Having gone through a few design iterations we decided on an arrangement called the ‘eTable’. This was designed like a console, providing three integrated large flat 21-inch displays set at 1280 x 1024 resolution, two horizontal and one vertical, embedded in an oval table 1.5m long and 1m wide (see Figure 2). In earlier studies, we had found that although single horizontal large-screen displays afford improved collaboration when compared to huddling around a single workstation, there were problems with size and placement of windows, which could alter or even overlap. At the same time, shoulder-to-shoulder collaboration was difficult because the top of the display was too far away and at too low a resolution.

We decided that smaller multiple screens with higher resolution would be more readable by a seated group, and that being able to sit side by side would also support passing of input devices thus facilitating interaction by both users. At the same time, this decision follows work on use of multiple displays [3], which enables individuals to structure their work by allocating fixed positions to given displays that do not need to be moved in order to be attended to; rather attention is allocated through glancing, which is more seamless and less likely to break concentration. Moreover we assumed that the spatially fixed presentation of various information representations would help with ‘dynalinking’, i.e. integration of different representations [10]. This would allow users to maintain a more complex picture of the connections between the various pieces of information than if presented jumbled up in a single window.

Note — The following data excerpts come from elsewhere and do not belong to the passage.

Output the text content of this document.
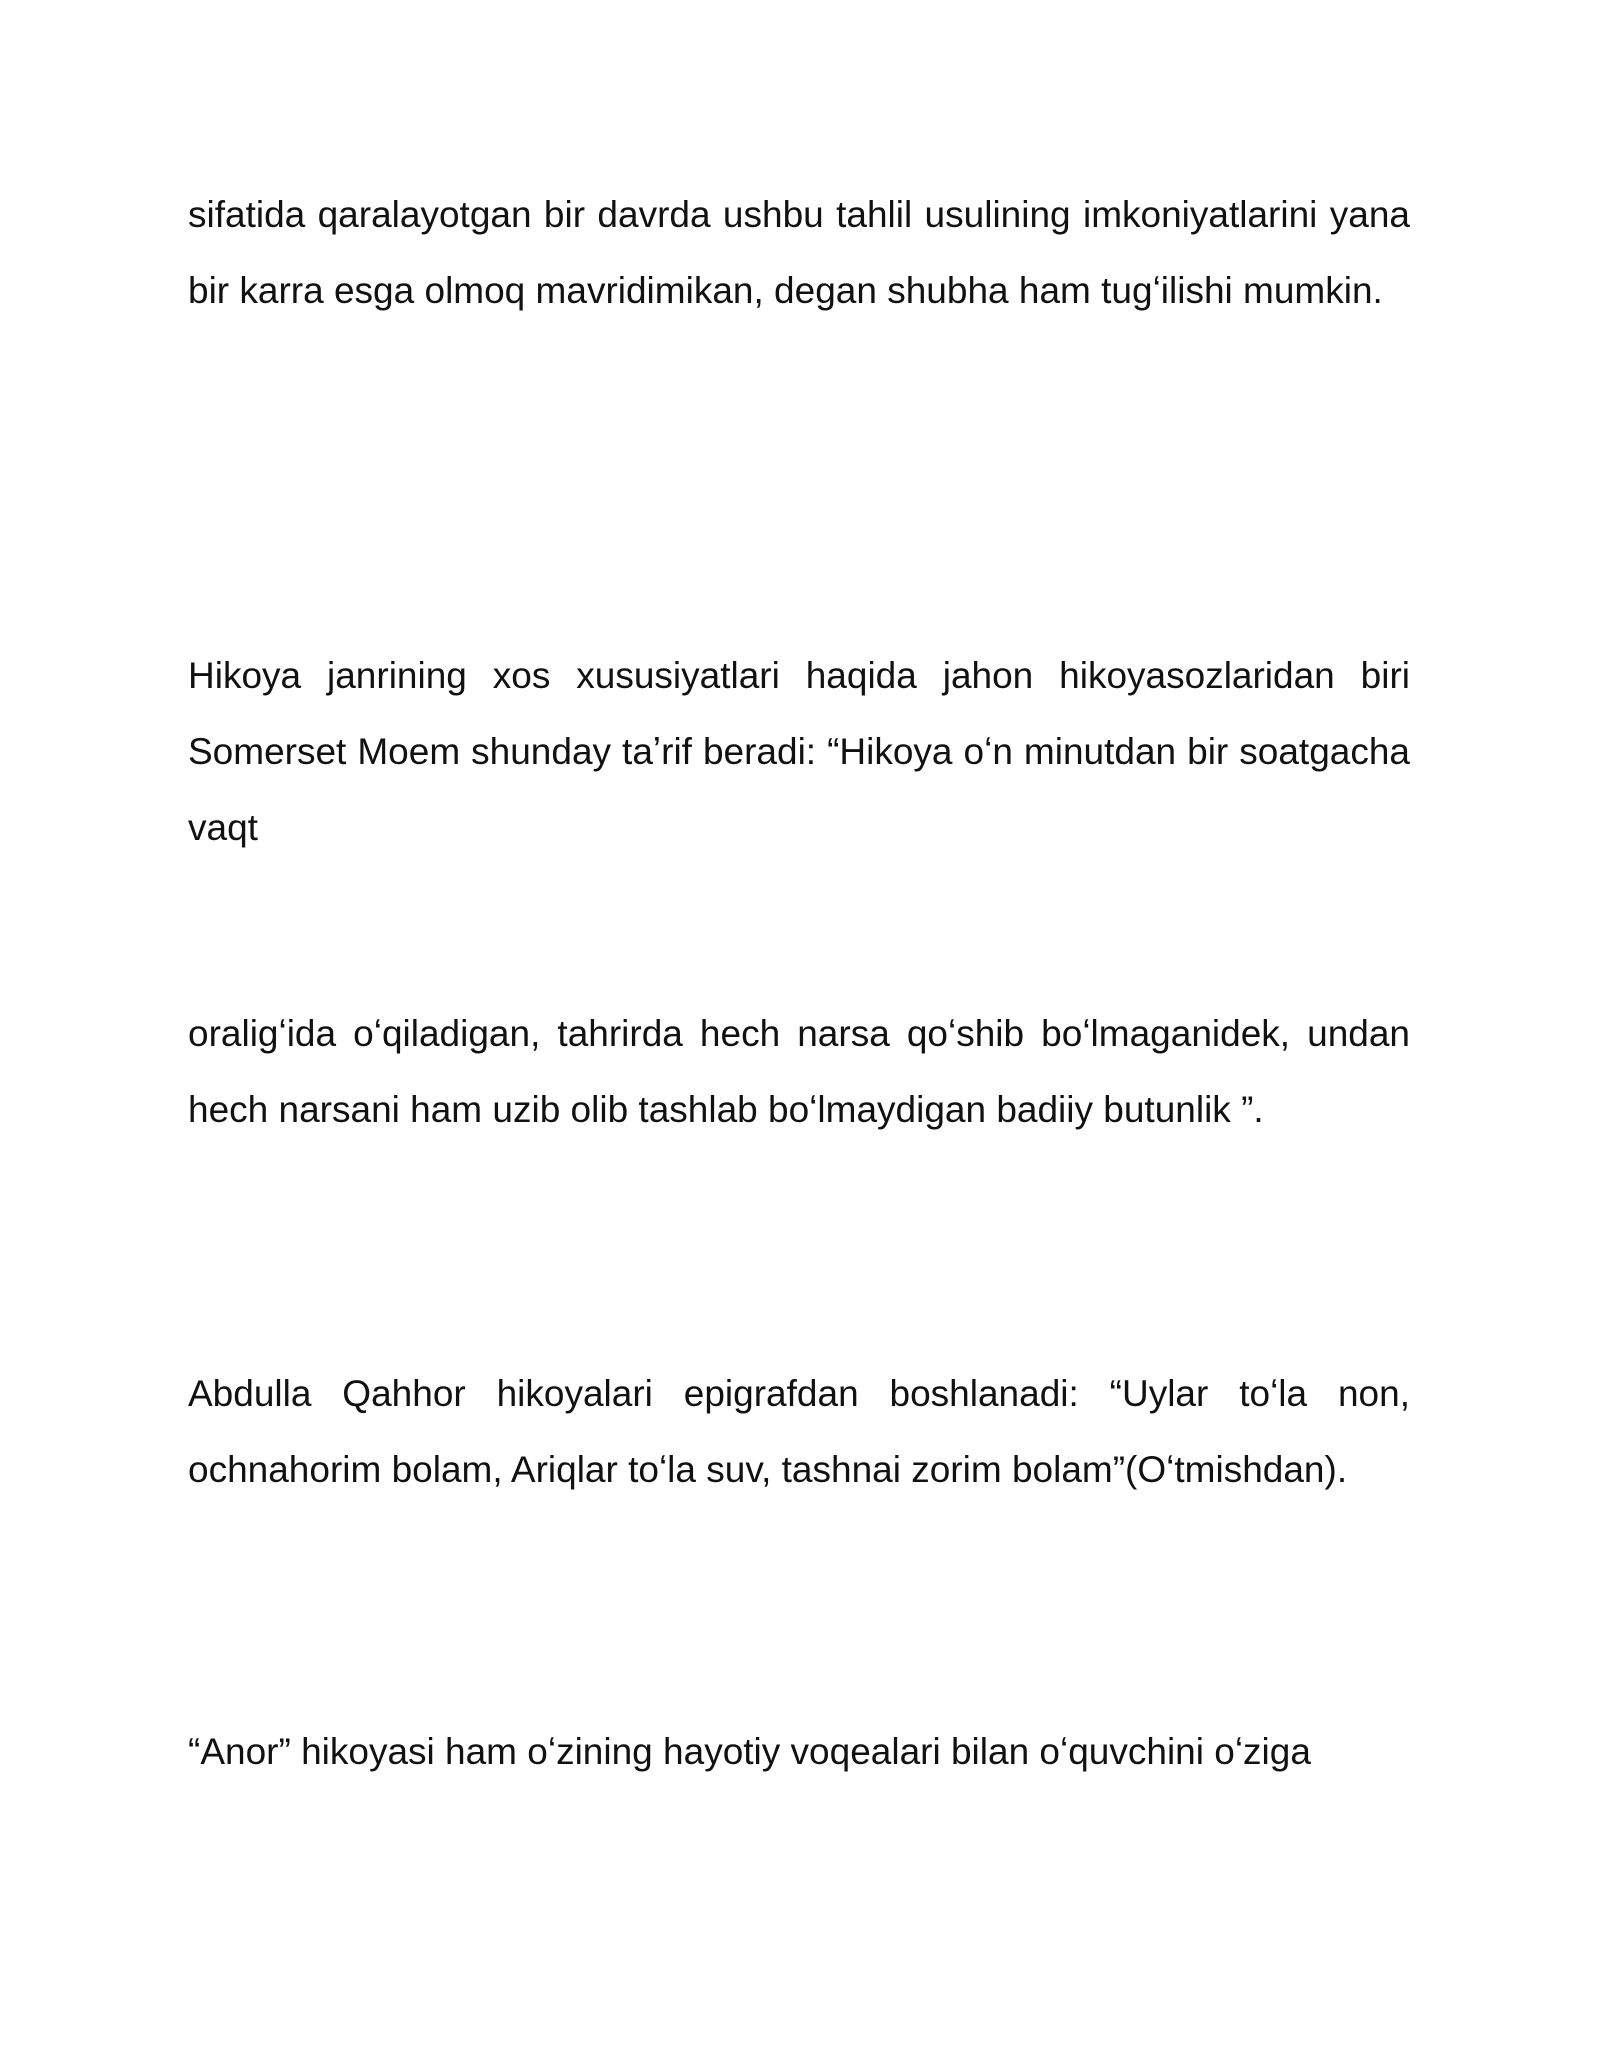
sifatida qaralayotgan bir davrda ushbu tahlil usulining imkoniyatlarini yana bir karra esga olmoq mavridimikan, degan shubha ham tugʻilishi mumkin.

Hikoya janrining xos xususiyatlari haqida jahon hikoyasozlaridan biri Somerset Moem shunday taʼrif beradi: “Hikoya oʻn minutdan bir soatgacha vaqt

oraligʻida oʻqiladigan, tahrirda hech narsa qoʻshib boʻlmaganidek, undan hech narsani ham uzib olib tashlab boʻlmaydigan badiiy butunlik ”.

Abdulla Qahhor hikoyalari epigrafdan boshlanadi: “Uylar toʻla non, ochnahorim bolam, Ariqlar toʻla suv, tashnai zorim bolam”(Oʻtmishdan).

“Anor” hikoyasi ham oʻzining hayotiy voqealari bilan oʻquvchini oʻziga
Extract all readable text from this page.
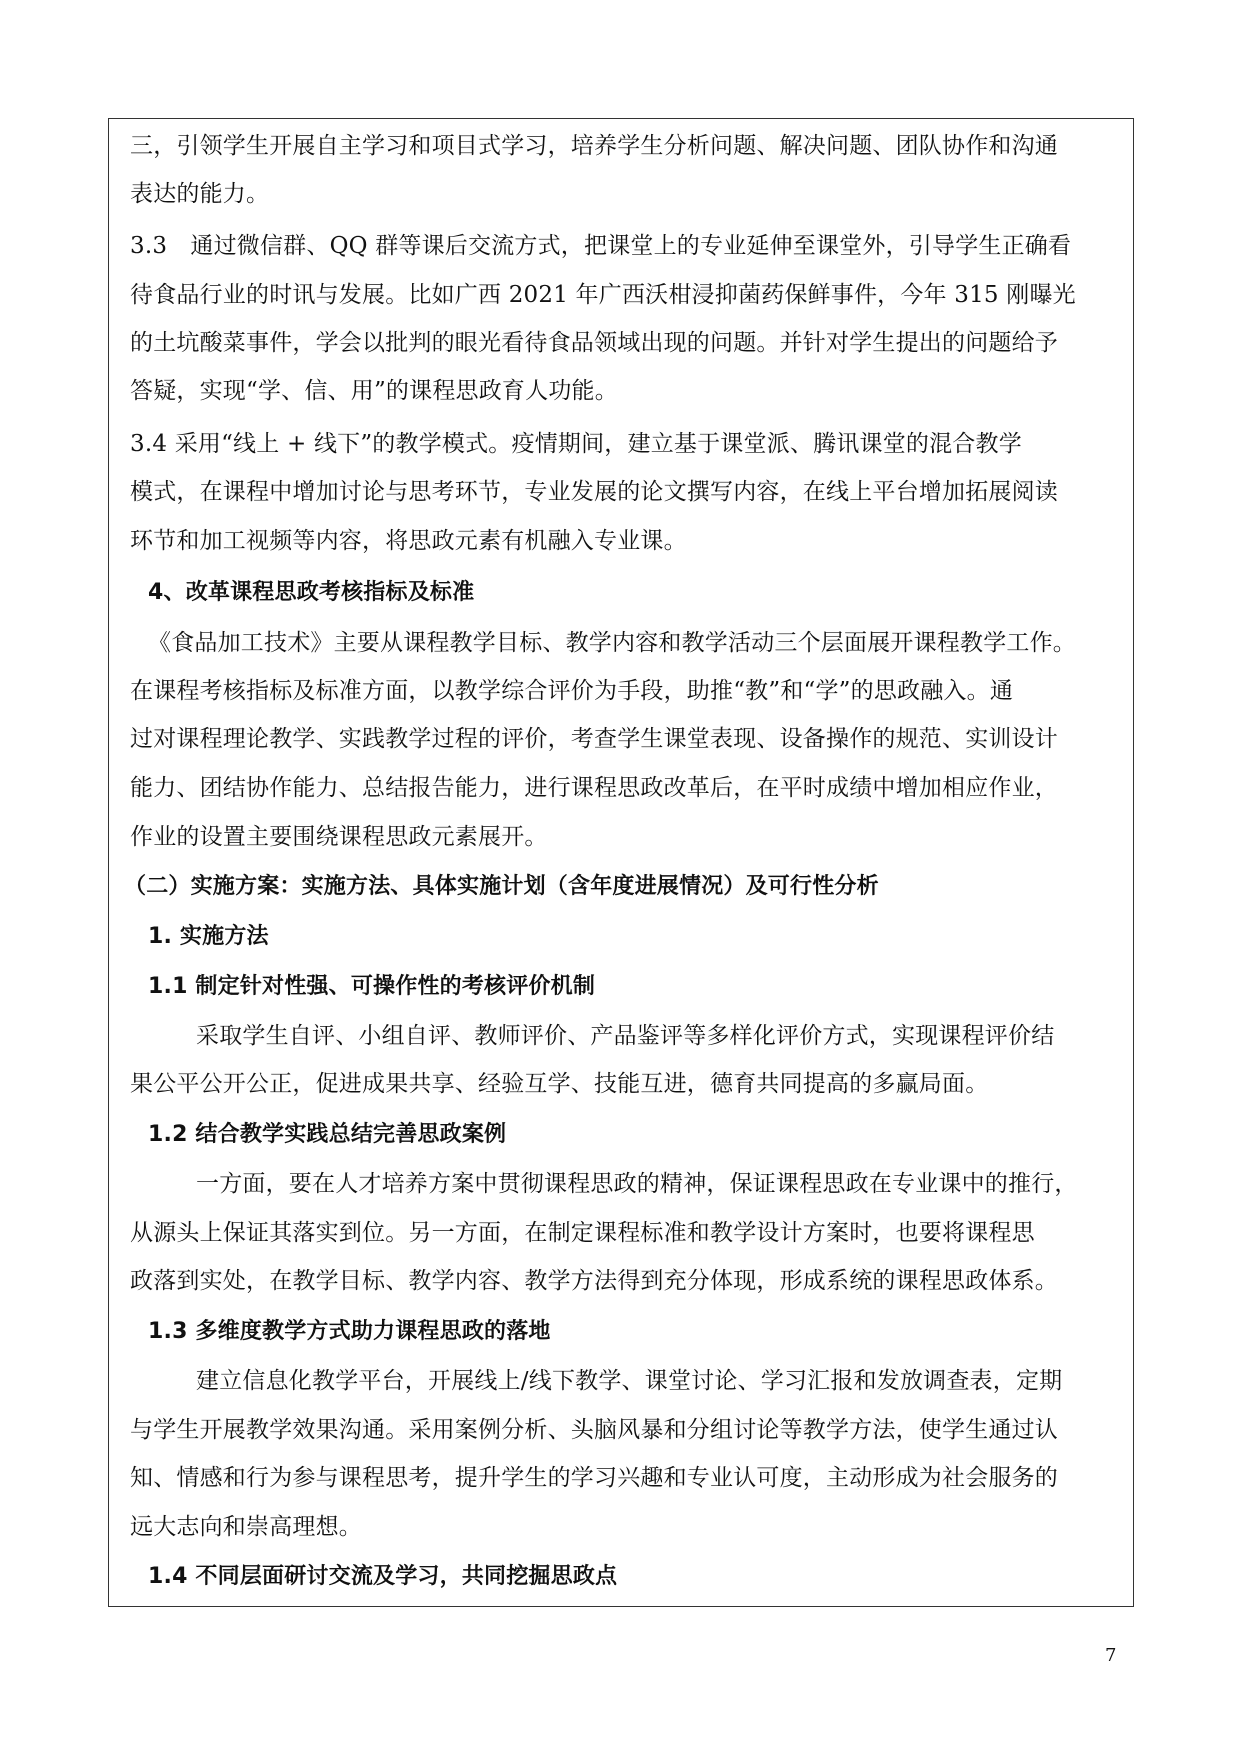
三，引领学生开展自主学习和项目式学习，培养学生分析问题、解决问题、团队协作和沟通
表达的能力。
3.3　通过微信群、QQ 群等课后交流方式，把课堂上的专业延伸至课堂外，引导学生正确看
待食品行业的时讯与发展。比如广西 2021 年广西沃柑浸抑菌药保鲜事件，今年 315 刚曝光
的土坑酸菜事件，学会以批判的眼光看待食品领域出现的问题。并针对学生提出的问题给予
答疑，实现“学、信、用”的课程思政育人功能。
3.4 采用“线上 + 线下”的教学模式。疫情期间，建立基于课堂派、腾讯课堂的混合教学
模式，在课程中增加讨论与思考环节，专业发展的论文撰写内容，在线上平台增加拓展阅读
环节和加工视频等内容，将思政元素有机融入专业课。
4、改革课程思政考核指标及标准
《食品加工技术》主要从课程教学目标、教学内容和教学活动三个层面展开课程教学工作。
在课程考核指标及标准方面，以教学综合评价为手段，助推“教”和“学”的思政融入。通
过对课程理论教学、实践教学过程的评价，考查学生课堂表现、设备操作的规范、实训设计
能力、团结协作能力、总结报告能力，进行课程思政改革后，在平时成绩中增加相应作业，
作业的设置主要围绕课程思政元素展开。
（二）实施方案：实施方法、具体实施计划（含年度进展情况）及可行性分析
1. 实施方法
1.1 制定针对性强、可操作性的考核评价机制
采取学生自评、小组自评、教师评价、产品鉴评等多样化评价方式，实现课程评价结
果公平公开公正，促进成果共享、经验互学、技能互进，德育共同提高的多赢局面。
1.2 结合教学实践总结完善思政案例
一方面，要在人才培养方案中贯彻课程思政的精神，保证课程思政在专业课中的推行，
从源头上保证其落实到位。另一方面，在制定课程标准和教学设计方案时，也要将课程思
政落到实处，在教学目标、教学内容、教学方法得到充分体现，形成系统的课程思政体系。
1.3 多维度教学方式助力课程思政的落地
建立信息化教学平台，开展线上/线下教学、课堂讨论、学习汇报和发放调查表，定期
与学生开展教学效果沟通。采用案例分析、头脑风暴和分组讨论等教学方法，使学生通过认
知、情感和行为参与课程思考，提升学生的学习兴趣和专业认可度，主动形成为社会服务的
远大志向和崇高理想。
1.4 不同层面研讨交流及学习，共同挖掘思政点
7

Another advantage this arrangement offers over a large single-screen display is privacy. The design of the eTable console enabled only those seated or standing near it to be able to see the information and itineraries unfold on the two horizontal displays; an important consideration for use in a public space.

The version of the eTable shown in Figure 2 was designed as an oval shape, so that when the customer (this can be one or more) and agent sit in front of it they can more easily see each other and make eye contact. Sufficient surface space was also provided for a wireless mouse and keyboard together with room for placing other materials.

Figure 2 The eTable console with interlinked displays

In conjunction with designing a new physical workspace, we also sought to reduce representational asymmetry by developing information visualizations that were intended to be easily understandable and used as shared referents by both parties. They were designed, in addition, to reduce the cognitive effort required when building up a product, including performing various computations (e.g. working out the cost of adding or subtracting items to an itinerary). The intention was to enable the agent and customer to more easily and rapidly compare the costs, and other results, of working out different itineraries. We also developed an interactive planning tool that was highly visual and exploited direct manipulation interaction, allowing the agent to build up a product in ways not possible with existing ‘verbal’ means. In so doing, it was hoped that one of the benefits would be to reduce the translation costs. The representations used to create an itinerary were designed to be put together in a number of ways, including matching the way the agents were used to working (via specifying products according to booking order) and matching the chronological ordering that customers use when planning.